M. Nansai admet que l’enrichissement des pays émergents lié aux exportations vers les pays riches peut leur permettre, ensuite, d’adopter des règles environnementales plus restreignantes et coûteuses. « Mais on ne peut pas se laver les mains de ces morts prématurées », dit M. Nansai.

Mécanismes d’ajustement

M. Nansai propose de taxer les biens provenant de pays ayant des règlements de qualité de l’air déficients, pour les encourager à resserrer ces politiques. Il s’agit d’une proposition similaire aux « mécanismes d’ajustement carbone aux frontières ». Ces taxes aux importations sont proposées par l’Union européenne et le Canada pour protéger leurs entreprises émettant beaucoup de gaz à effet de serre de la concurrence provenant de pays ne taxant pas les émissions de gaz à effet de serre. Michel Poitevin, économiste à l’Université de Montréal et spécialiste de ces mécanismes d’ajustement carbone, estime qu’il est délicat de dicter les choix politiques d’autres pays. « Pour les gaz à effet de serre, tout le monde en subit les conséquences, alors les mécanismes d’ajustement carbone sont justifiés, dit M. Poitevin. Mais la pollution atmosphérique locale est une autre chose. C’est comme pour le travail des enfants, ou les Ouïghours.

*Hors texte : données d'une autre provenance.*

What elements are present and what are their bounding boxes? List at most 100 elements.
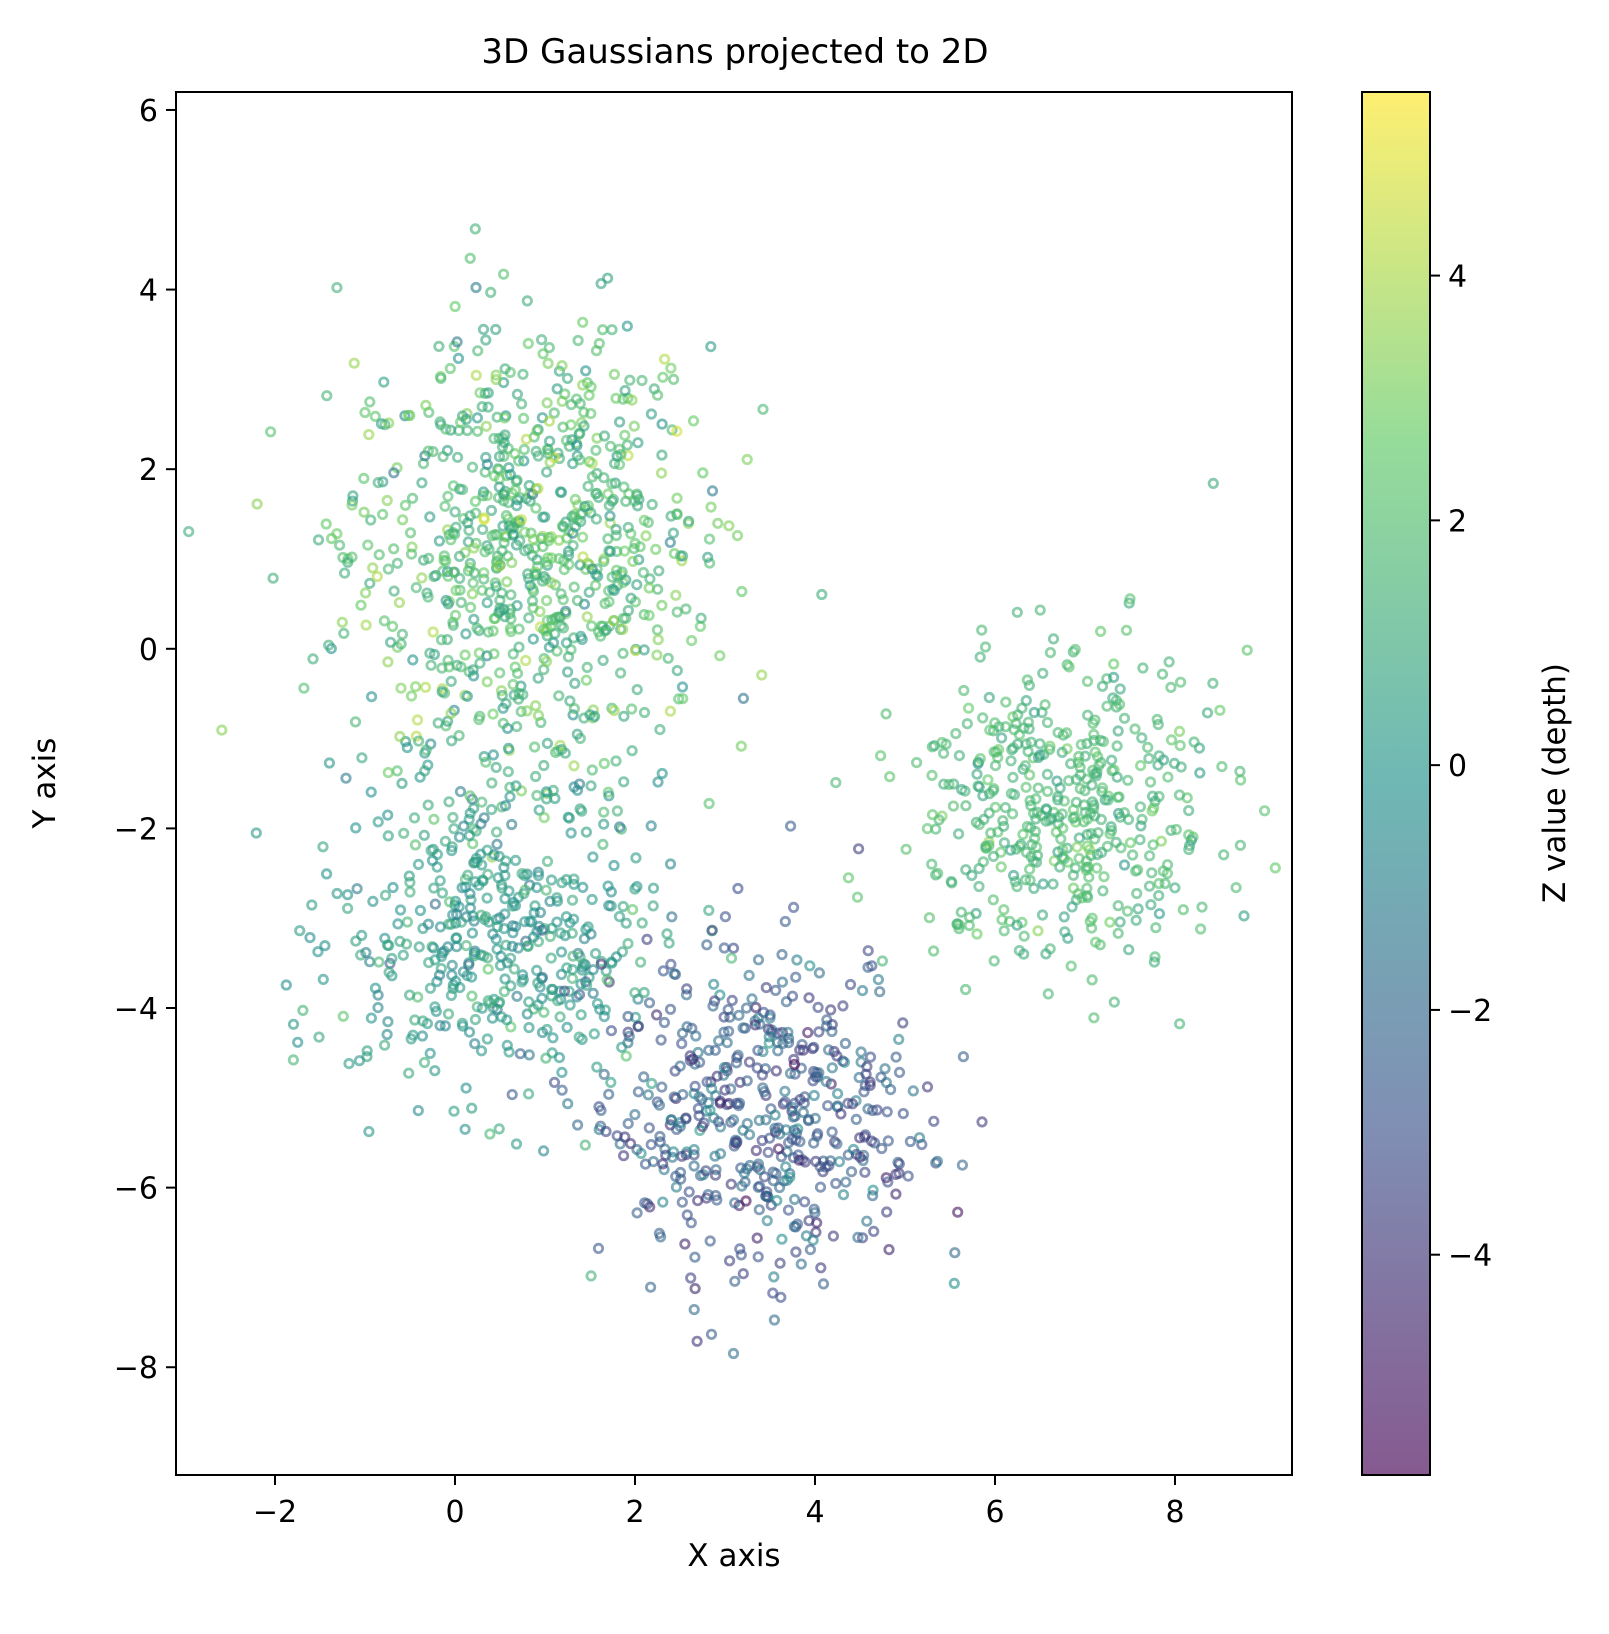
scatter-point: [505, 589, 517, 601]
scatter-point: [528, 907, 540, 919]
scatter-point: [372, 1001, 384, 1014]
scatter-point: [1063, 661, 1075, 673]
scatter-point: [692, 1195, 704, 1207]
scatter-point: [1030, 856, 1043, 868]
scatter-point: [1019, 760, 1031, 772]
scatter-point: [382, 809, 394, 821]
scatter-point: [769, 1109, 781, 1121]
scatter-point: [620, 574, 632, 586]
scatter-point: [445, 424, 457, 436]
scatter-point: [837, 1000, 849, 1012]
scatter-point: [1148, 802, 1160, 814]
scatter-point: [1123, 944, 1135, 956]
scatter-point: [571, 991, 583, 1003]
scatter-point: [515, 398, 528, 410]
scatter-point: [1084, 915, 1096, 928]
scatter-point: [443, 896, 456, 908]
scatter-point: [757, 403, 769, 415]
scatter-point: [656, 599, 668, 612]
scatter-point: [598, 625, 611, 637]
scatter-point: [780, 1124, 792, 1136]
scatter-point: [608, 704, 620, 717]
scatter-point: [511, 599, 523, 612]
scatter-point: [583, 455, 596, 468]
scatter-point: [657, 965, 670, 977]
scatter-point: [693, 1110, 705, 1122]
scatter-point: [736, 585, 748, 598]
scatter-point: [463, 1026, 476, 1038]
scatter-point: [590, 444, 602, 456]
scatter-point: [497, 488, 510, 500]
scatter-point: [643, 997, 656, 1009]
scatter-point: [416, 477, 428, 489]
scatter-point: [689, 1080, 701, 1093]
scatter-point: [405, 548, 418, 560]
scatter-point: [538, 759, 550, 772]
scatter-point: [501, 576, 513, 588]
scatter-point: [404, 876, 416, 889]
scatter-point: [868, 1225, 880, 1238]
scatter-point: [536, 530, 549, 543]
scatter-point: [449, 609, 462, 621]
scatter-point: [446, 959, 458, 972]
scatter-point: [952, 828, 965, 840]
scatter-point: [468, 915, 480, 927]
scatter-point: [384, 636, 397, 648]
scatter-point: [1091, 848, 1104, 861]
scatter-point: [866, 1104, 879, 1117]
scatter-point: [1024, 822, 1037, 834]
scatter-point: [460, 939, 472, 952]
scatter-point: [685, 1272, 697, 1284]
scatter-point: [466, 927, 478, 939]
scatter-point: [1081, 675, 1094, 688]
scatter-point: [688, 1160, 700, 1172]
scatter-point: [571, 728, 583, 740]
scatter-point: [730, 1057, 743, 1069]
scatter-point: [591, 997, 604, 1010]
scatter-point: [971, 768, 983, 780]
scatter-point: [397, 949, 409, 961]
scatter-point: [447, 982, 459, 995]
scatter-point: [608, 859, 620, 872]
scatter-point: [810, 1155, 822, 1168]
scatter-point: [989, 801, 1002, 813]
scatter-point: [782, 1032, 795, 1045]
scatter-point: [1124, 837, 1137, 849]
scatter-point: [650, 543, 662, 556]
scatter-point: [770, 1065, 782, 1077]
scatter-point: [947, 778, 960, 790]
scatter-point: [491, 529, 503, 541]
scatter-point: [503, 520, 515, 532]
scatter-point: [692, 1046, 704, 1059]
scatter-point: [879, 1063, 891, 1075]
scatter-point: [442, 654, 454, 666]
scatter-point: [1020, 781, 1032, 793]
scatter-point: [509, 484, 522, 496]
scatter-point: [562, 1098, 574, 1110]
scatter-point: [812, 1001, 824, 1014]
scatter-point: [566, 972, 579, 985]
scatter-point: [1112, 725, 1124, 737]
scatter-point: [621, 439, 633, 451]
scatter-point: [962, 702, 975, 714]
scatter-point: [449, 506, 461, 518]
scatter-point: [977, 712, 989, 724]
scatter-point: [640, 530, 652, 542]
scatter-point: [545, 952, 557, 964]
scatter-point: [855, 1046, 867, 1058]
scatter-point: [619, 384, 631, 397]
scatter-point: [547, 1032, 559, 1044]
y-tick-label: 6: [139, 94, 158, 129]
scatter-point: [835, 1108, 847, 1120]
scatter-point: [556, 360, 568, 372]
scatter-point: [645, 820, 657, 832]
scatter-point: [1040, 948, 1052, 960]
scatter-point: [782, 1026, 794, 1038]
scatter-point: [497, 520, 509, 532]
scatter-point: [1089, 746, 1101, 758]
scatter-point: [471, 412, 483, 424]
scatter-point: [453, 572, 466, 585]
scatter-point: [831, 1138, 843, 1150]
scatter-point: [350, 822, 362, 834]
scatter-point: [1022, 745, 1034, 758]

Si les pays riches n’ont pas d’impact direct sur les choix politiques des autres pays, il devient plus délicat d’intervenir dans les décisions locales. » Si des taxes augmentent les prix des biens en provenance des pays émergents, les entreprises ne seront-elles pas tentées de passer leurs commandes aux usines des pays riches ? « Non, je crois qu’elles vont vouloir appuyer le développement des pays émergents, même si elles ne font pas d’économies en important les biens qu’elles vendent dans leurs magasins », dit M. Nansai.

1 pour 28

1 mort prématurée est causée dans les pays émergents pour chaque groupe de 28 consommateurs de pays riches qui achètent au cours de leur vie des produits fabriqués dans ces pays.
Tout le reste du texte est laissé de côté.